As I mentioned in my earlier post, there is a special blessing available to those who pass through a holy door during the Jubilee Year under certain conditions. This blessing is called a plenary indulgence; in colloquial terms, it takes away all the time that one would otherwise spend in Purgatory. In order to obtain this plenary indulgence, one must on the same day pass through the holy door, go to confession, receive communion, and pray for the intentions of the Pope. This blessing can be obtained either for oneself or for someone else.
My initial exposure to the concept of indulgences was in the context of learning about the Protestant Reformation. One of the things that justifiably outraged Martin Luther was that indulgences were being sold in order to raise money to rebuild St. Peter’s Basilica. So I was quite taken aback when I first encountered indulgences in contemporary use! I hadn’t realized it was only the sale of indulgences that had been reprobated by the Council of Trent, as part of what is traditionally called the Counter-Reformation but is arguably more aptly called the Catholic Reformation: basically, this was a period during which the Catholic church enacted a number of reforms in response to many of the critiques made by the Protestant Reformers.
I like to use the practice of selling indulgences as an example of what occasionally happens when you take several well-grounded but distinct teachings or traditions, and follow them out to their logical conclusions.
The following are all, independently, uncontroversial Catholic teaching:
– prayers can be offered for specific intentions and on behalf of other people
– one can pray for the souls of the dead
– giving money can be an act of prayer
– we routinely receive God’s grace through the church
It’s only when these are combined that one reaches the logical but repugnant conclusion that it is possible to buy people out of Purgatory, which contradicts another well-grounded teaching that God’s gifts cannot be purchased.

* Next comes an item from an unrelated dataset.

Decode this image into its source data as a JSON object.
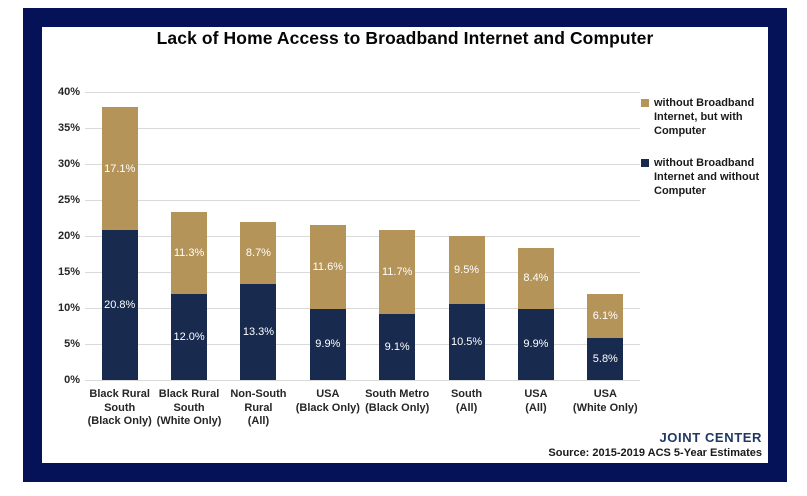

(Interestingly, this sort of thing was a not uncommon problem in the development of Christian theology. The development of Christology during the third and fourth centuries is full of people who were declared to be heretical after they took one Christological or anthropological claim to a logical conclusion that conflicted with another, equally weighty Christological claim.)
Luther made another, more general critique of indulgences: if the Pope did have the power to free people from Purgatory, why didn’t he just do so? for everyone?
Thinking about this, and about the additional contemporary requirements for obtaining this indulgence, reminded me of the matching challenge grant: a fundraising technique in which a wealthy donor puts up a large gift that is used to encourage a multiplicity of smaller gifts by matching them dollar for dollar for the benefit of the charity. One occasionally hears a similar criticism: Why don’t they just give the money outright? Why attach strings to it? But it’s generally understood that this is a way to make the large gift more productive, by attracting a number of donors that might not otherwise give.
So the church offers the spiritual gift of a plenary indulgence for a loved one in order to encourage me to pass through a Holy Door, go to confession, receive communion, and pray for the intentions of the pope? Those are all good things for me to do anyway, both for my own good and for the good of the church. And honestly? I’m okay with that.